Given these two reactions, how do I calculate
ΔH for the third one?
P4(s) + 6 Cl2(g) -> 4 PCl3(g) ΔH= -1148 kJ
P4(s) + 10 Cl2(g) -> 4 PCl5(g) ΔH = -1500 kJ
PCl3(g) + Cl2(g) -> PCl5(g) ΔH = ?
look up hess's law. you should be able to figure it out
Reverse equation 1 and add to equation and that gives you
4PCl3 + 4Cl2 ==> 4PCl5 which is just 4x what yu want so divide everything by 4.
To calculate ΔH for the third reaction, you can use the concept of Hess's law. Hess's law states that the enthalpy change of a reaction is independent of the pathway taken from the initial to the final state and is solely determined by the initial and final states of the reaction. In other words, you can obtain the enthalpy change of a reaction by combining other reactions with known enthalpy changes.

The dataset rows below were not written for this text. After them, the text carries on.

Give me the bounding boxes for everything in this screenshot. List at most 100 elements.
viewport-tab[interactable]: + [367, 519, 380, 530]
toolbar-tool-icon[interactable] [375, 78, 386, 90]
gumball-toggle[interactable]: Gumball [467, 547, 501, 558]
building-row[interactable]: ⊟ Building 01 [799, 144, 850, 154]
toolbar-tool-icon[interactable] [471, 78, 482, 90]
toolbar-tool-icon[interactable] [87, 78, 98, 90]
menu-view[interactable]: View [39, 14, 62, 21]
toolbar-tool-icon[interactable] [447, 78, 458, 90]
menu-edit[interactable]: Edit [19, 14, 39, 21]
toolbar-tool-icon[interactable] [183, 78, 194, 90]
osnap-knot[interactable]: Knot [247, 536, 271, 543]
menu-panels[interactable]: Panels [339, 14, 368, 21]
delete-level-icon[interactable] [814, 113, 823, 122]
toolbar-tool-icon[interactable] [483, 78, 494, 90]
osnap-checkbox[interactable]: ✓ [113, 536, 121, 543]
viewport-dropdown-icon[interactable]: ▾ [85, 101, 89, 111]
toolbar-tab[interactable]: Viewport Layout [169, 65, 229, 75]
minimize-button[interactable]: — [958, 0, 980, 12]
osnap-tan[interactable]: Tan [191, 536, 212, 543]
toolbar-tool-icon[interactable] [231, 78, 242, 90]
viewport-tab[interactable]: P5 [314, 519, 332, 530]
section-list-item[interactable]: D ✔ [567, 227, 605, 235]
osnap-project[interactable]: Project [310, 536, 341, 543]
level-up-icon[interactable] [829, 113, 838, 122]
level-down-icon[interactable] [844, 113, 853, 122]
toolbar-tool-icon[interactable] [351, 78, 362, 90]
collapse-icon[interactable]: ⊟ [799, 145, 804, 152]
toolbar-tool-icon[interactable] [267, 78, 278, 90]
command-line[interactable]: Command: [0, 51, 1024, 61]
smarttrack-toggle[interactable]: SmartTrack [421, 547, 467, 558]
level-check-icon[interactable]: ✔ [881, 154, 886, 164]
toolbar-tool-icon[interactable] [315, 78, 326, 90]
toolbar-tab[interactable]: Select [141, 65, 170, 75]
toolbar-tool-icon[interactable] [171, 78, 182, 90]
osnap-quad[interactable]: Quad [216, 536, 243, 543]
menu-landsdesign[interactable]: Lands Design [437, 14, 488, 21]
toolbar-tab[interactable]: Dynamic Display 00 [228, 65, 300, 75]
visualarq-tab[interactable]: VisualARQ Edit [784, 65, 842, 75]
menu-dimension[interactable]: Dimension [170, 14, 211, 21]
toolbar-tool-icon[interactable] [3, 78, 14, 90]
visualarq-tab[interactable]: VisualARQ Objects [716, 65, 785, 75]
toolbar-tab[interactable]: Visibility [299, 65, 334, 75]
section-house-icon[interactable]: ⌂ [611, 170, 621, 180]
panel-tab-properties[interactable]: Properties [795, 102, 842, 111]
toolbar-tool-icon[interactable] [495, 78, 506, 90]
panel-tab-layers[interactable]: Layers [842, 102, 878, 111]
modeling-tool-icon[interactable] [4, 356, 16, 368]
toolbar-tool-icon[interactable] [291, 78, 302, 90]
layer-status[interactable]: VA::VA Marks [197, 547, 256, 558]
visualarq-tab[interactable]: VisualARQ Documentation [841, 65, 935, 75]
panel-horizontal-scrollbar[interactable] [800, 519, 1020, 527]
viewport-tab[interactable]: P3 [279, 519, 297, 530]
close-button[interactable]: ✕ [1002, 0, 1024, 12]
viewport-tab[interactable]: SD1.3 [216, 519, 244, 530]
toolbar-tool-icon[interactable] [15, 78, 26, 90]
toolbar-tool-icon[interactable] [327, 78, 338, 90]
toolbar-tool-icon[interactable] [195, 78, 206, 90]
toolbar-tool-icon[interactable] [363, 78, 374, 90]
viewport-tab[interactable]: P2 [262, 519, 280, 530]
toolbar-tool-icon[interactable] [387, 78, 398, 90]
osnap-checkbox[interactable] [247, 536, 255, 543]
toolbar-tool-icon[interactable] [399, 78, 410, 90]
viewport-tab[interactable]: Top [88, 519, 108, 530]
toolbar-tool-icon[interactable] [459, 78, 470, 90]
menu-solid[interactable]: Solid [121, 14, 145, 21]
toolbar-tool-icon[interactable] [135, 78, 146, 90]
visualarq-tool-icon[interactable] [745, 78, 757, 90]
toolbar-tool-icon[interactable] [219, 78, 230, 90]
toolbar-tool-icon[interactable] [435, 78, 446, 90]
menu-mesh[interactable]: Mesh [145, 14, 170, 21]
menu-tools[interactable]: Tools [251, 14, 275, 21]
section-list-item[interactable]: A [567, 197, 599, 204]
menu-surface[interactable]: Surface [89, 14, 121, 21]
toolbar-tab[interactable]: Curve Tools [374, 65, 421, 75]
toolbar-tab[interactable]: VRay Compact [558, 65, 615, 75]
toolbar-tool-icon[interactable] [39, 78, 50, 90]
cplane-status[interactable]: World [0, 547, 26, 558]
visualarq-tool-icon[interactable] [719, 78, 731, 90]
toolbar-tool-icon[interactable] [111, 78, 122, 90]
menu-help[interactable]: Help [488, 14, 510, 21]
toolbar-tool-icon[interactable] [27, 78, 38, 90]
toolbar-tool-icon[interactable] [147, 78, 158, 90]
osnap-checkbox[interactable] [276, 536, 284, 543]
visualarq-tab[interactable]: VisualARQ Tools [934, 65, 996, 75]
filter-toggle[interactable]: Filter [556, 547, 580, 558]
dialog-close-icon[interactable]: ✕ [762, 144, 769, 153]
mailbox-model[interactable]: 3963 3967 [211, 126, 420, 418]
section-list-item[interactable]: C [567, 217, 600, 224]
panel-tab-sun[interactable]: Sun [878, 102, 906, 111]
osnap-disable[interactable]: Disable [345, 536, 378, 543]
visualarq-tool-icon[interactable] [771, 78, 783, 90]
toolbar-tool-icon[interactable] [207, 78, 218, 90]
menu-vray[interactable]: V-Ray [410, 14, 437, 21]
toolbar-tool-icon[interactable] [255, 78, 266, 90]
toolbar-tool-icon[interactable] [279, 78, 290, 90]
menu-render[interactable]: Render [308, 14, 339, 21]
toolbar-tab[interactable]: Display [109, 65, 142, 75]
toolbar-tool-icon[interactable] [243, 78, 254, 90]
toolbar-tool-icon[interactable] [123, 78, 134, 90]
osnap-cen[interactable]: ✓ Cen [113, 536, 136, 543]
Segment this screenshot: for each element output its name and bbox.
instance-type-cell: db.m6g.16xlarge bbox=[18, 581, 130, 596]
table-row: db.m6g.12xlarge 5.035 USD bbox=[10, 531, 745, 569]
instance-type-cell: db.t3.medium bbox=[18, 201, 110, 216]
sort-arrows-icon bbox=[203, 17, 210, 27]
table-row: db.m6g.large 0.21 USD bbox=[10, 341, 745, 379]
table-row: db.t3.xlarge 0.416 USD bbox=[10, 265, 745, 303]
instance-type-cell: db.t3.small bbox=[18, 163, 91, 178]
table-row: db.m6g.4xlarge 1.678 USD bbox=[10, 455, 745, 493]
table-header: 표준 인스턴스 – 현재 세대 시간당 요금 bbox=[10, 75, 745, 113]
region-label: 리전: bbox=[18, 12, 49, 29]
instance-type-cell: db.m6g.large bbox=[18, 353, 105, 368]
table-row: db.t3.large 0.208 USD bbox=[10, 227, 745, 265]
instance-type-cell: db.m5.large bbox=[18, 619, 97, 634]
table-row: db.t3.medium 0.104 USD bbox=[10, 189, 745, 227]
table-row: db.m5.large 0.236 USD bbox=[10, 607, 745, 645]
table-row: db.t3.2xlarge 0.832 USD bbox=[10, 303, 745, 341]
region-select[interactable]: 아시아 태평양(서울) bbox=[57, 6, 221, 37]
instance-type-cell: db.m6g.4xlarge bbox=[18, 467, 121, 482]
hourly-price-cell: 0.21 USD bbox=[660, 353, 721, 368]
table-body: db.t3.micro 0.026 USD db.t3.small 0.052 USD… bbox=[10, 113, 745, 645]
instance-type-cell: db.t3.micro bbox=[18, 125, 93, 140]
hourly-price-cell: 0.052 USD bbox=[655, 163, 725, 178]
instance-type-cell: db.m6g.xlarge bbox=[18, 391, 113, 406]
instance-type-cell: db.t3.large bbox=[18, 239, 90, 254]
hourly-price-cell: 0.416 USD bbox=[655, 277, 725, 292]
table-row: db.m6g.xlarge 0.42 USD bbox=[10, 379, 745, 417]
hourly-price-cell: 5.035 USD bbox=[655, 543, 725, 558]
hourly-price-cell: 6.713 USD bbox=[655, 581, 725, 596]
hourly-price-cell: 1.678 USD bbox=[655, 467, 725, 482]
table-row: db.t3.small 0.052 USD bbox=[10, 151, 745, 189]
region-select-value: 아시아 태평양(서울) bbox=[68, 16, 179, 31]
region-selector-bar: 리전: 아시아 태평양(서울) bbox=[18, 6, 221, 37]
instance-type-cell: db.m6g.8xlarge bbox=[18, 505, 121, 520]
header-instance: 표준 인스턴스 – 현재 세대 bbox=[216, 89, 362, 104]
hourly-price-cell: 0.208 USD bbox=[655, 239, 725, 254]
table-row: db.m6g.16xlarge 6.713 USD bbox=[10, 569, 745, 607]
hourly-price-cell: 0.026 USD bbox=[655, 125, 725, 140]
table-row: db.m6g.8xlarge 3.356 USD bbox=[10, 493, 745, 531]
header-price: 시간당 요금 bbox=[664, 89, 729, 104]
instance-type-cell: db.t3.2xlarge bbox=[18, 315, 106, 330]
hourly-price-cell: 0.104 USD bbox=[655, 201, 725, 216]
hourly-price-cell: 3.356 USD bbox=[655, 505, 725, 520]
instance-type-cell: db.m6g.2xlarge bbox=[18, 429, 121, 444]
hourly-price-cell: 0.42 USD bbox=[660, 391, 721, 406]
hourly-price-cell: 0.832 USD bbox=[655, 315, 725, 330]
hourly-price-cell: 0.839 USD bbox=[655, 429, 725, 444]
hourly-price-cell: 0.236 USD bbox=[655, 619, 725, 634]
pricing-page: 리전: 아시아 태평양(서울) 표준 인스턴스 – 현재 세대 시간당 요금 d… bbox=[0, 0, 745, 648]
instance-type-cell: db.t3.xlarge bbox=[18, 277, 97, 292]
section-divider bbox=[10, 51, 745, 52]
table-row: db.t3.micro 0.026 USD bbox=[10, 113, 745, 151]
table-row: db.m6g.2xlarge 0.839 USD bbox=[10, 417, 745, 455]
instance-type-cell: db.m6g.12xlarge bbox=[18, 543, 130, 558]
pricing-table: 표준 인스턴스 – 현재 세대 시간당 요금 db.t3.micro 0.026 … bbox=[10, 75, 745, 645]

In this case, you need to find a combination of the given reactions that can cancel out the reactants and products in the desired reaction equation, leaving only the desired reaction and its enthalpy change.
Here's how you can do it:
1. Multiply the first equation by 2 to make the number of moles of PCl5 equal to that in the desired reaction equation:
2(P4(s) + 6 Cl2(g) -> 4 PCl3(g)) ΔH = -2 * 1148 kJ = -2296 kJ
2. Multiply the second equation by -4 to make the number of moles of PCl3 equal to that in the desired reaction equation:
-4(P4(s) + 10 Cl2(g) -> 4 PCl5(g)) ΔH = 4 * (-1500 kJ) = -6000 kJ
3. Flip the first equation and multiply it by 10 to make the number of moles of Cl2 equal to that in the desired reaction equation:
10 (4 PCl3(g) -> P4(s) + 6 Cl2(g)) ΔH = 10 * (-1148 kJ) = -11480 kJ
4. Add the three equations together to obtain the desired reaction and its enthalpy change:
-2296 kJ - 6000 kJ - 11480 kJ = -19776 kJ
Therefore, the enthalpy change for the reaction PCl3(g) + Cl2(g) -> PCl5(g) is -19776 kJ.